I had this particular issue where my TP-Link T4U ac wifi adapter for my Synology kept dropping down to using the 2.4GHz network, which slows it down dramatically.
To fix this, here’s what I did. Your mileage may vary, and you may end up disconnecting your Synology from the network, so make sure you have another way of getting to it (such as Ethernet) before proceeding with any of this!
SSH to the DiskStation, login as admin.
sudo -s to root account (same password as admin account)
Make a copy of your existing wifi config file inside /usr/syno/etc/wifi/
For me, I did:
cp /usr/syno/etc/wifi/wifi_client_00:11:22:33:44:DD:EE /usr/syno/etc/wifi/wifi_client_00:11:22:33:44:DD:EE.bak
Edit the original file with vi. If you don’t know how to use vi, do a web searhc (it’s not hard, but not easy either).
What you need to do is remove reference to the 2.4ghz network, which you can identify from the bssid, which is the MAC address of your router’s 2.4ghz radio. Once you’re done, the file should just contain details for the bssid that’s your 5ghz network. On my router, the MAC address for the 5GHz network was one hex number higher than the 2.4GHz network.
Next, make a copy of the wpa_supplicant file in /usr/syno/etc.

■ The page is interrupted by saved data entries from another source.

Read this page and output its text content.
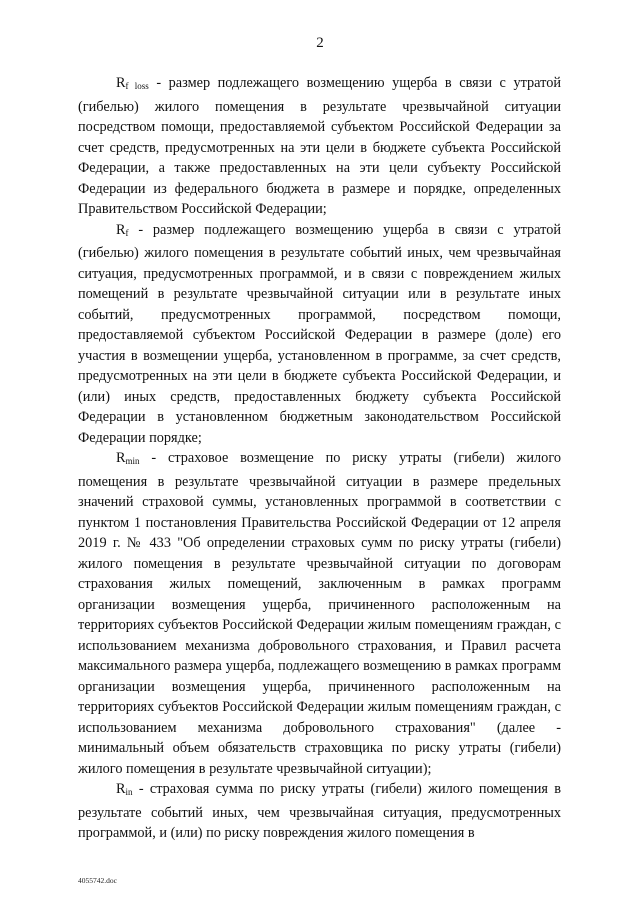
2

$R_{f loss}$ - размер подлежащего возмещению ущерба в связи с утратой (гибелью) жилого помещения в результате чрезвычайной ситуации посредством помощи, предоставляемой субъектом Российской Федерации за счет средств, предусмотренных на эти цели в бюджете субъекта Российской Федерации, а также предоставленных на эти цели субъекту Российской Федерации из федерального бюджета в размере и порядке, определенных Правительством Российской Федерации;

$R_f$ - размер подлежащего возмещению ущерба в связи с утратой (гибелью) жилого помещения в результате событий иных, чем чрезвычайная ситуация, предусмотренных программой, и в связи с повреждением жилых помещений в результате чрезвычайной ситуации или в результате иных событий, предусмотренных программой, посредством помощи, предоставляемой субъектом Российской Федерации в размере (доле) его участия в возмещении ущерба, установленном в программе, за счет средств, предусмотренных на эти цели в бюджете субъекта Российской Федерации, и (или) иных средств, предоставленных бюджету субъекта Российской Федерации в установленном бюджетным законодательством Российской Федерации порядке;

$R_{min}$ - страховое возмещение по риску утраты (гибели) жилого помещения в результате чрезвычайной ситуации в размере предельных значений страховой суммы, установленных программой в соответствии с пунктом 1 постановления Правительства Российской Федерации от 12 апреля 2019 г. № 433 "Об определении страховых сумм по риску утраты (гибели) жилого помещения в результате чрезвычайной ситуации по договорам страхования жилых помещений, заключенным в рамках программ организации возмещения ущерба, причиненного расположенным на территориях субъектов Российской Федерации жилым помещениям граждан, с использованием механизма добровольного страхования, и Правил расчета максимального размера ущерба, подлежащего возмещению в рамках программ организации возмещения ущерба, причиненного расположенным на территориях субъектов Российской Федерации жилым помещениям граждан, с использованием механизма добровольного страхования" (далее - минимальный объем обязательств страховщика по риску утраты (гибели) жилого помещения в результате чрезвычайной ситуации);

$R_{in}$ - страховая сумма по риску утраты (гибели) жилого помещения в результате событий иных, чем чрезвычайная ситуация, предусмотренных программой, и (или) по риску повреждения жилого помещения в

4055742.doc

For me, this was called: wpa_supplicant.conf.wlan0
cp /usr/syno/etc/wpa_supplicant.conf.wlan0 /usr/syno/etc/wpa_supplicant.conf.wlan0.bak
Now edit the file, and change the bssid (which will be the 2.4ghz bssid MAC address) to the bssid MAC address of the 5ghz network.
Reboot the Synology diskstation, and when it comes back, it should be on the 5GHz network.